The number of cars in the driveway has barely changed, not for display but out of necessity; 65 per cent of homes had more than one. Since this is a thoroughly aspirational suburb, half of children go to non-government schools. These families have invested well. Austral will be prime real estate once the Western Sydney Airport precinct is completed.
In the meantime, they have to deal with the inconveniences that come with a new suburb: no public transport, the nearest children’s park is several kilometres away and the congestion on 15th Avenue means it can add 40 minutes to the daily commute.
It doesn’t take much imagination to understand why there’s a queue seven cars long for the bowsers at Costco in nearby Casula, where E10 cost $1.66 – 40c cheaper than the Edgecliff BP. Just 45km west of the Sydney CBD feels like a completely different planet.
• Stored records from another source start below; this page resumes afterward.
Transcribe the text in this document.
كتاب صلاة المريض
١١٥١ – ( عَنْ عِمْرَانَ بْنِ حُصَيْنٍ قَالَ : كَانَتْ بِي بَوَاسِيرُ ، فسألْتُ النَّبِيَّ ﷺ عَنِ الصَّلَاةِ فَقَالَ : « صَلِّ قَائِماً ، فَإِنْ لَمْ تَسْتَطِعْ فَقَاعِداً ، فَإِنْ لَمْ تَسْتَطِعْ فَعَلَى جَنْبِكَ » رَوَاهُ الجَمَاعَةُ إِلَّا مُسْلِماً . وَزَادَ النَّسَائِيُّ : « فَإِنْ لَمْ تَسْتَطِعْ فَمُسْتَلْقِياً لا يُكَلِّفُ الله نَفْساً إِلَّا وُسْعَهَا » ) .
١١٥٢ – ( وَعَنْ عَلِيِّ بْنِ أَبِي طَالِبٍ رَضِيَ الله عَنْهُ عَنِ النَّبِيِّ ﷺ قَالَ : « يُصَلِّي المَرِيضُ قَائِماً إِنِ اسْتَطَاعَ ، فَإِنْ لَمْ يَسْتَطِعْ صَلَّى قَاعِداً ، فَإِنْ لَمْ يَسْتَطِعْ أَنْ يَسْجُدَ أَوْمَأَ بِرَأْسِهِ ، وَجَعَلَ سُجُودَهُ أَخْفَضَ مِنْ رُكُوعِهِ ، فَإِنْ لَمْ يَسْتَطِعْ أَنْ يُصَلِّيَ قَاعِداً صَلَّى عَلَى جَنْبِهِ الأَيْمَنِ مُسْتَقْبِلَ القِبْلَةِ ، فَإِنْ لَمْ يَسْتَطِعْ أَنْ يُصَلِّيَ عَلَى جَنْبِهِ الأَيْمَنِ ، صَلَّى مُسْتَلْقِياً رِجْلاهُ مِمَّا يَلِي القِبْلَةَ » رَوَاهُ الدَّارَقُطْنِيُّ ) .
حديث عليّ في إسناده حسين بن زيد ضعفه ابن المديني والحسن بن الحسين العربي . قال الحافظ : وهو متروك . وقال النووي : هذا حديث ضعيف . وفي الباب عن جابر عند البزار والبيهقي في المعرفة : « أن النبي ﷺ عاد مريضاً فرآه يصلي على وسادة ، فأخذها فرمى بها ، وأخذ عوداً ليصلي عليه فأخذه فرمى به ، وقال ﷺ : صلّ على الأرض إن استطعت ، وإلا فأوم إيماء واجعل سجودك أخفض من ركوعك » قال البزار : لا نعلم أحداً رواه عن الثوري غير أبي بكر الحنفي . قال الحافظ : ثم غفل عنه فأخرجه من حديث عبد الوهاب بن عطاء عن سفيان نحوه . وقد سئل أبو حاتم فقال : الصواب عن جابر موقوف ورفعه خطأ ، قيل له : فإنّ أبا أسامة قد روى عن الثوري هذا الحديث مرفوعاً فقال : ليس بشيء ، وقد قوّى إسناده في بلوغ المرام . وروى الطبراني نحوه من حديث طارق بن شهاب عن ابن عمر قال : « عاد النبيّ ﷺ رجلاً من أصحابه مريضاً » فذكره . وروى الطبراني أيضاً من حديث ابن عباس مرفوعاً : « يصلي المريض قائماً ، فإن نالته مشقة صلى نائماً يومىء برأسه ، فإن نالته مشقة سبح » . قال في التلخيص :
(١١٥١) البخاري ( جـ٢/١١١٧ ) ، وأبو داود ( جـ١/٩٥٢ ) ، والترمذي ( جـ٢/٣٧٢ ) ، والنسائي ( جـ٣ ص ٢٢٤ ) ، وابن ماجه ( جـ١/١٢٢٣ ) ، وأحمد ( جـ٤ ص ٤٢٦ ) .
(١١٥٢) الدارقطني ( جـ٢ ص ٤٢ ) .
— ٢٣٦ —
The iron law at this election is that where competition for cheap fuel is most intense, Dutton’s stocks increase. At least a half-dozen NSW and Victorian seats, which the Coalition has never held before, are now in play.
The odds are that Dutton will fall short of the 22-seat target he needs to form a majority government. Win or lose, however, 2025 is shaping up to be a strategic triumph, re-establishing a new Liberal heartland among the people Labor forgot.
Nick Cater is a senior fellow at the Menzies Research Centre.